Should you sell your car just because the warranty is about to expire and soon be without cover – or are there other less expensive options?
It can be stressful to have to pay for unexpected car repairs, which is why there’s comfort in having a warranty. However, even if you do have one, it might not last for as long as you realistically need it to. Most new cars come with a warranty that will cover services and mechanical problems for up to three years or 100 000km, whichever comes first. Second-hand-car warranties work in a similar way. When a warranty expires it means potentially having to face the crunch alone when it’s time for repairs.
But it’s not all downhill from there. ‘The expiry of a warranty isn’t something to panic about because there are several options available to suit whatever financial position you’re in,’ says Gary Ronald from the Automobile Association (AA).
‘It has become common for people to sell their cars when the warranty expires but it’s not a necessity,’ says Derek Hall-Jones, the AA’s technical services divisional manager.
‘The “conventional wisdom” of selling your car when the warranty is up is actually a second-hand-market buyer-driven phenomenon. Buyers who want to purchase pre-owned vehicles will generally look for single-owner vehicles in good condition, preferably with low mileage and a traceable dealer service history,’ he says.
‘If it’s sold back to the original dealer network you can usually break even or, depending on the vehicle’s condition, realise a small profit to put towards a new car.’
But before getting into any new deals, you should look carefully at your financial situation. Can you honestly afford a new car? Do you really need one?

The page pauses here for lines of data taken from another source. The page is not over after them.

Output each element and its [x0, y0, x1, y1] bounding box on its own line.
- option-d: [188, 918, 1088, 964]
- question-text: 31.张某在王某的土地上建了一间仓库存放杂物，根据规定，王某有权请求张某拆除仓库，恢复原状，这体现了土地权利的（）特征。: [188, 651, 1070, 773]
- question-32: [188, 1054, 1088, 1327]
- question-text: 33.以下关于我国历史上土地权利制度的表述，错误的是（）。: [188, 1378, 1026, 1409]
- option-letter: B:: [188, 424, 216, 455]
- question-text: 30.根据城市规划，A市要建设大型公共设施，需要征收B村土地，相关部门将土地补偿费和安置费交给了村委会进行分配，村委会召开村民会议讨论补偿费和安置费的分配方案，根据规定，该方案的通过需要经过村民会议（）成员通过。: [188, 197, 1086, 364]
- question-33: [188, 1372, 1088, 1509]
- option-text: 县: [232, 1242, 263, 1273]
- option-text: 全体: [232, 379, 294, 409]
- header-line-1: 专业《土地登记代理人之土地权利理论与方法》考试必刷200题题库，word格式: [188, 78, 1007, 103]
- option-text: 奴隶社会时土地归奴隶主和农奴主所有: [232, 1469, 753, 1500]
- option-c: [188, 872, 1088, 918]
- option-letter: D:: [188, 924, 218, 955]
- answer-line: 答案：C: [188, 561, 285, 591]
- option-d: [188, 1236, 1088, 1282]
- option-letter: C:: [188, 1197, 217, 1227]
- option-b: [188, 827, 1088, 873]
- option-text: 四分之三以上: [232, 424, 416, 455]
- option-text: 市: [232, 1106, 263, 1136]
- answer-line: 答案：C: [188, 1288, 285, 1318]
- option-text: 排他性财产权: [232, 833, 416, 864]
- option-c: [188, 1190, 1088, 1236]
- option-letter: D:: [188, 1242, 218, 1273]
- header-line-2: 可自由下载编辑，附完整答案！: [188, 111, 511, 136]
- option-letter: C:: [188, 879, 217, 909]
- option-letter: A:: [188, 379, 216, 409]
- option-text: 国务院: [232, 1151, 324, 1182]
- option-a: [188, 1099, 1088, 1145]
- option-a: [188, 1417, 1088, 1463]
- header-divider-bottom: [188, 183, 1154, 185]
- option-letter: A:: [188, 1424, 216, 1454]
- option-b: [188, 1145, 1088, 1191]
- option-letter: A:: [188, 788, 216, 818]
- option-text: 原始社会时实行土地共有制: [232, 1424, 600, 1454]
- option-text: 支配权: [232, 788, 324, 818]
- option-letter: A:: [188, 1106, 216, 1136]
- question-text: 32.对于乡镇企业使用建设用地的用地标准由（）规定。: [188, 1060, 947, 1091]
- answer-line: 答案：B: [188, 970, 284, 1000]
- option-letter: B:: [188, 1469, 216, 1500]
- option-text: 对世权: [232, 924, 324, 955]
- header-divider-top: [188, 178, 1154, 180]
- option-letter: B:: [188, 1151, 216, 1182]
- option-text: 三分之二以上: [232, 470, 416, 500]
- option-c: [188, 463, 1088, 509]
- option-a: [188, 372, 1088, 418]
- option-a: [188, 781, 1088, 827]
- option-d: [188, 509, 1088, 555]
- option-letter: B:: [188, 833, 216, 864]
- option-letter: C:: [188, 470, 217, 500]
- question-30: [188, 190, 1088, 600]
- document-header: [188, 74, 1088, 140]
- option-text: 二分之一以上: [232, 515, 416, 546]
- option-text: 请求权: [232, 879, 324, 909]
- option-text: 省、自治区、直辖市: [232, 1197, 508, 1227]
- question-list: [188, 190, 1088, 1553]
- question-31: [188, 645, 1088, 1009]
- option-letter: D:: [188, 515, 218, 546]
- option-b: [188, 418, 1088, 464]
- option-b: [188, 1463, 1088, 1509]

‘Buying another car isn’t a choice to be made lightly,’ says Hall-Jones. ‘The cost of refinancing a new vehicle must be considered against the trade-in value of the existing one. Because of price increases, a new model will usually cost more and could therefore result in a higher financial burden.’
Extending your warranty is less expensive than buying a new car. ‘Most original equipment manufacturer dealers – including Mercedes, Toyota and Hyundai – offer extended warranties on your existing vehicle with subsequent servicing, giving the consumer extended peace of mind with their existing purchase,’ says Hall-Jones.
A warranty extension ensures that your car repairs will still be paid for but there are some conditions, such as a cap on the amount of repair work that will be covered.
‘A lot of extended warranties will cover only a percentage of repair costs, so understanding exactly what costs you’ll be responsible for is essential,’ says Ronald. ‘Read the fine print and try to find an option that works best for your needs.’ It’s recommended that you take out an extended warranty as soon as possible, even before your current one expires, to minimise costs.
Continuing without a warranty is also an option but it’s one that could end up costing you a great deal of money in the future if you don’t take good care of your car.
‘Notwithstanding the fact that all mechanical systems deteriorate over time and with use/abuse, if someone has driven and cared for a vehicle appropriately during the warranty period, there is no reason why it cannot enjoy a significantly extended service life,’ says Hall-Jones. ‘This will also ensure that the cost of subsequent maintenanceis contained to within normal limits.’
Making sure that your car goes in for scheduled services even after the warranty has expired will save you money in the long run. Since you’ll no longer be bound by any contracts, you can choose where you want your car to be serviced and repaired at a price you can afford. It’s recommended, though, that you only go to reputable establishments. The AA has a number of accredited repair centres and service stations across the country to help you keep your car in tiptop condition – with or without a warranty.